Tomato juice is unusually popular among airplanes passengers, but why is that? Why do people drink so much tomato juice when flying?
For example, Lufthansa is a German airline company which serves 200,000 liters (53,000 gallons) of tomato juice a year to its passengers. That’s extremely close to the 223,000 liters (59,000 gallons) of beer they served annually. But how come tomato juice is almost on par with beer for air flight passengers?
The answer comes from science: when flying, the human taste buds suffer a temporary taste affliction, making it harder to taste sweet and salty flavors by about 30%. This is a physiological result of the cabin’s low pressure, loud engine noise, and absent humidity. Although some taste functions are reduced, the umami (one of the five basic tastes) flavor perception is unchanged, making tomato juice taste better than ever. That’s why passengers rate tomato juice as one of the tastiest foods onboard. Similar studies found that spicy, bitter, and sour flavors also remain unchanged.

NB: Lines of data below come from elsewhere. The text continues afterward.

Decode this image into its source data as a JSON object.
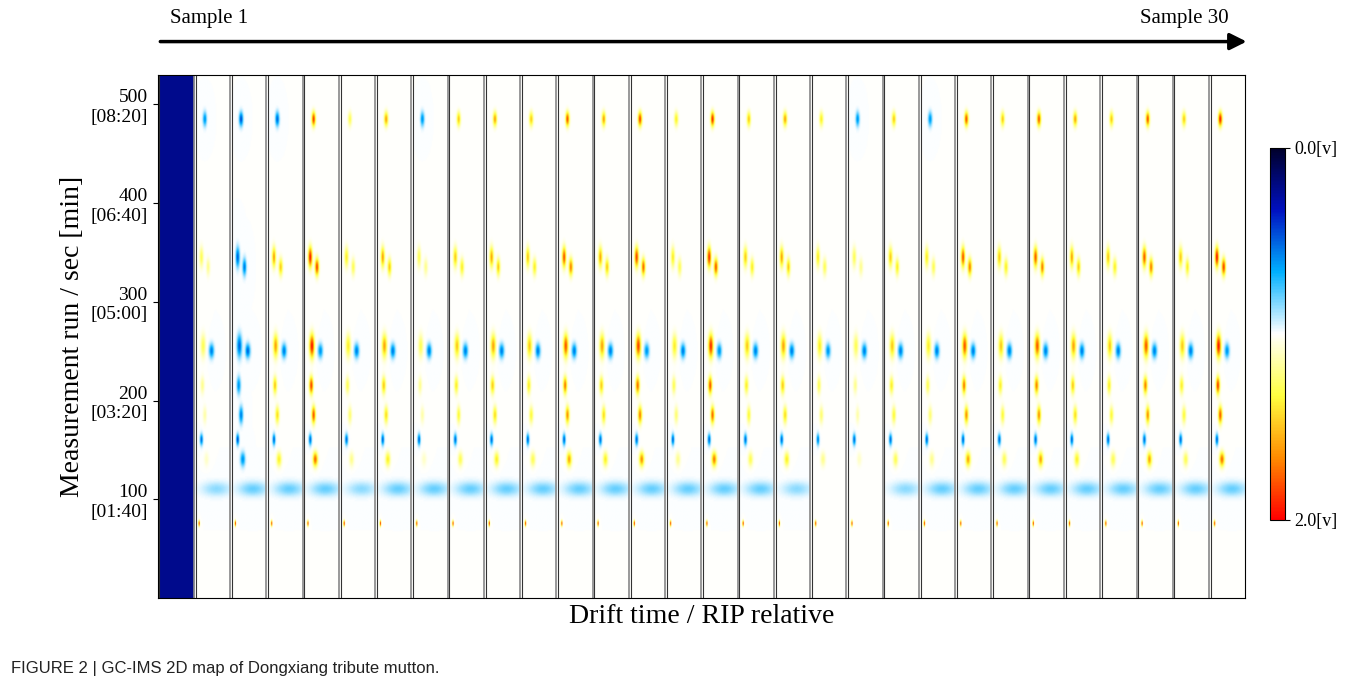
{
  "chart_data": {
    "type": "heatmap",
    "caption": "FIGURE 2 | GC-IMS 2D map of Dongxiang tribute mutton.",
    "xlabel": "Drift time / RIP relative",
    "ylabel": "Measurement run / sec [min]",
    "arrow_labels": [
      "Sample 1",
      "Sample 30"
    ],
    "tick_labels": "y",
    "ylim": [
      0,
      530
    ],
    "yticks": [
      {
        "value": 100,
        "label": "100\n[01:40]"
      },
      {
        "value": 200,
        "label": "200\n[03:20]"
      },
      {
        "value": 300,
        "label": "300\n[05:00]"
      },
      {
        "value": 400,
        "label": "400\n[06:40]"
      },
      {
        "value": 500,
        "label": "500\n[08:20]"
      }
    ],
    "xlim": [
      0.95,
      2.0
    ],
    "rip": 1.0,
    "peaks": [
      {
        "rt": 485,
        "drift": 1.25
      },
      {
        "rt": 345,
        "drift": 1.15
      },
      {
        "rt": 335,
        "drift": 1.35
      },
      {
        "rt": 255,
        "drift": 1.2
      },
      {
        "rt": 250,
        "drift": 1.45
      },
      {
        "rt": 215,
        "drift": 1.18
      },
      {
        "rt": 185,
        "drift": 1.25
      },
      {
        "rt": 160,
        "drift": 1.15
      },
      {
        "rt": 140,
        "drift": 1.3
      },
      {
        "rt": 110,
        "drift": 1.6
      },
      {
        "rt": 75,
        "drift": 1.08
      }
    ],
    "cells": [
      {
        "background": 0.22,
        "values": [
          0.22,
          0.22,
          0.22,
          0.22,
          0.22,
          0.22,
          0.22,
          0.22,
          0.22,
          0.22,
          0.22
        ]
      },
      {
        "background": 1.0,
        "values": [
          0.6,
          1.3,
          1.2,
          1.3,
          0.55,
          1.2,
          1.15,
          0.5,
          1.1,
          0.85,
          1.9
        ]
      },
      {
        "background": 1.0,
        "values": [
          0.45,
          0.5,
          0.55,
          0.5,
          0.5,
          0.6,
          0.55,
          0.45,
          0.6,
          0.8,
          1.9
        ]
      },
      {
        "background": 1.0,
        "values": [
          0.5,
          1.6,
          1.5,
          1.6,
          0.55,
          1.5,
          1.45,
          0.5,
          1.4,
          0.8,
          1.9
        ]
      },
      {
        "background": 1.0,
        "values": [
          1.85,
          1.95,
          1.85,
          1.95,
          0.6,
          1.85,
          1.8,
          0.5,
          1.75,
          0.8,
          1.9
        ]
      },
      {
        "background": 1.0,
        "values": [
          1.3,
          1.4,
          1.3,
          1.4,
          0.55,
          1.3,
          1.25,
          0.5,
          1.2,
          0.85,
          1.9
        ]
      },
      {
        "background": 1.0,
        "values": [
          1.6,
          1.6,
          1.5,
          1.6,
          0.55,
          1.5,
          1.45,
          0.5,
          1.4,
          0.8,
          1.9
        ]
      },
      {
        "background": 1.0,
        "values": [
          0.6,
          1.3,
          1.2,
          1.3,
          0.55,
          1.2,
          1.15,
          0.5,
          1.1,
          0.8,
          1.9
        ]
      },
      {
        "background": 1.0,
        "values": [
          1.5,
          1.5,
          1.4,
          1.5,
          0.55,
          1.4,
          1.35,
          0.5,
          1.3,
          0.8,
          1.9
        ]
      },
      {
        "background": 1.0,
        "values": [
          1.6,
          1.6,
          1.5,
          1.6,
          0.55,
          1.5,
          1.45,
          0.5,
          1.4,
          0.8,
          1.9
        ]
      },
      {
        "background": 1.0,
        "values": [
          1.5,
          1.5,
          1.4,
          1.5,
          0.55,
          1.4,
          1.35,
          0.5,
          1.3,
          0.8,
          1.9
        ]
      },
      {
        "background": 1.0,
        "values": [
          1.8,
          1.8,
          1.7,
          1.8,
          0.55,
          1.7,
          1.65,
          0.5,
          1.6,
          0.8,
          1.9
        ]
      },
      {
        "background": 1.0,
        "values": [
          1.6,
          1.6,
          1.5,
          1.6,
          0.55,
          1.5,
          1.45,
          0.5,
          1.4,
          0.8,
          1.9
        ]
      },
      {
        "background": 1.0,
        "values": [
          1.85,
          1.85,
          1.75,
          1.85,
          0.6,
          1.75,
          1.7,
          0.5,
          1.65,
          0.8,
          1.9
        ]
      },
      {
        "background": 1.0,
        "values": [
          1.4,
          1.4,
          1.3,
          1.4,
          0.55,
          1.3,
          1.25,
          0.5,
          1.2,
          0.8,
          1.9
        ]
      },
      {
        "background": 1.0,
        "values": [
          1.9,
          1.9,
          1.8,
          1.9,
          0.6,
          1.8,
          1.75,
          0.5,
          1.7,
          0.8,
          1.9
        ]
      },
      {
        "background": 1.0,
        "values": [
          1.5,
          1.5,
          1.4,
          1.5,
          0.55,
          1.4,
          1.35,
          0.5,
          1.3,
          0.8,
          1.9
        ]
      },
      {
        "background": 1.0,
        "values": [
          1.6,
          1.6,
          1.5,
          1.6,
          0.55,
          1.5,
          1.45,
          0.5,
          1.4,
          0.85,
          1.9
        ]
      },
      {
        "background": 1.0,
        "values": [
          1.4,
          1.4,
          1.3,
          1.4,
          0.6,
          1.3,
          1.25,
          0.55,
          1.2,
          1.0,
          1.9
        ]
      },
      {
        "background": 1.0,
        "values": [
          0.6,
          1.3,
          1.2,
          1.3,
          0.55,
          1.2,
          1.15,
          0.5,
          1.1,
          1.0,
          1.9
        ]
      },
      {
        "background": 1.0,
        "values": [
          1.5,
          1.5,
          1.4,
          1.5,
          0.55,
          1.4,
          1.35,
          0.5,
          1.3,
          0.85,
          1.9
        ]
      },
      {
        "background": 1.0,
        "values": [
          0.6,
          1.4,
          1.3,
          1.4,
          0.55,
          1.3,
          1.25,
          0.5,
          1.2,
          0.8,
          1.9
        ]
      },
      {
        "background": 1.0,
        "values": [
          1.8,
          1.8,
          1.7,
          1.8,
          0.55,
          1.7,
          1.65,
          0.5,
          1.6,
          0.8,
          1.9
        ]
      },
      {
        "background": 1.0,
        "values": [
          1.5,
          1.5,
          1.4,
          1.5,
          0.55,
          1.4,
          1.35,
          0.5,
          1.3,
          0.8,
          1.9
        ]
      },
      {
        "background": 1.0,
        "values": [
          1.8,
          1.8,
          1.7,
          1.8,
          0.55,
          1.7,
          1.65,
          0.5,
          1.6,
          0.8,
          1.9
        ]
      },
      {
        "background": 1.0,
        "values": [
          1.6,
          1.6,
          1.5,
          1.6,
          0.55,
          1.5,
          1.45,
          0.5,
          1.4,
          0.8,
          1.9
        ]
      },
      {
        "background": 1.0,
        "values": [
          1.5,
          1.5,
          1.4,
          1.5,
          0.55,
          1.4,
          1.35,
          0.5,
          1.3,
          0.8,
          1.9
        ]
      },
      {
        "background": 1.0,
        "values": [
          1.8,
          1.8,
          1.7,
          1.8,
          0.55,
          1.7,
          1.65,
          0.5,
          1.6,
          0.8,
          1.9
        ]
      },
      {
        "background": 1.0,
        "values": [
          1.5,
          1.5,
          1.4,
          1.5,
          0.55,
          1.4,
          1.35,
          0.5,
          1.3,
          0.8,
          1.9
        ]
      },
      {
        "background": 1.0,
        "values": [
          1.95,
          1.95,
          1.85,
          1.95,
          0.6,
          1.85,
          1.8,
          0.5,
          1.75,
          0.8,
          1.9
        ]
      }
    ],
    "colorbar": {
      "range": [
        0.0,
        2.0
      ],
      "ticks": [
        {
          "value": 0.0,
          "label": "0.0[v]"
        },
        {
          "value": 2.0,
          "label": "2.0[v]"
        }
      ]
    }
  }
}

There’s also a historical reason for its popularity: in the beginning of commercial air flights, alcohol was free of charge and in huge demand. Soon companies began charging for the booze but left the mixers such as tomato juice free of charge, making it a popular choice for people because it was free and tasty! This tradition survived til this day, and airline companies conduct taste tests in simulated depressurized cabins.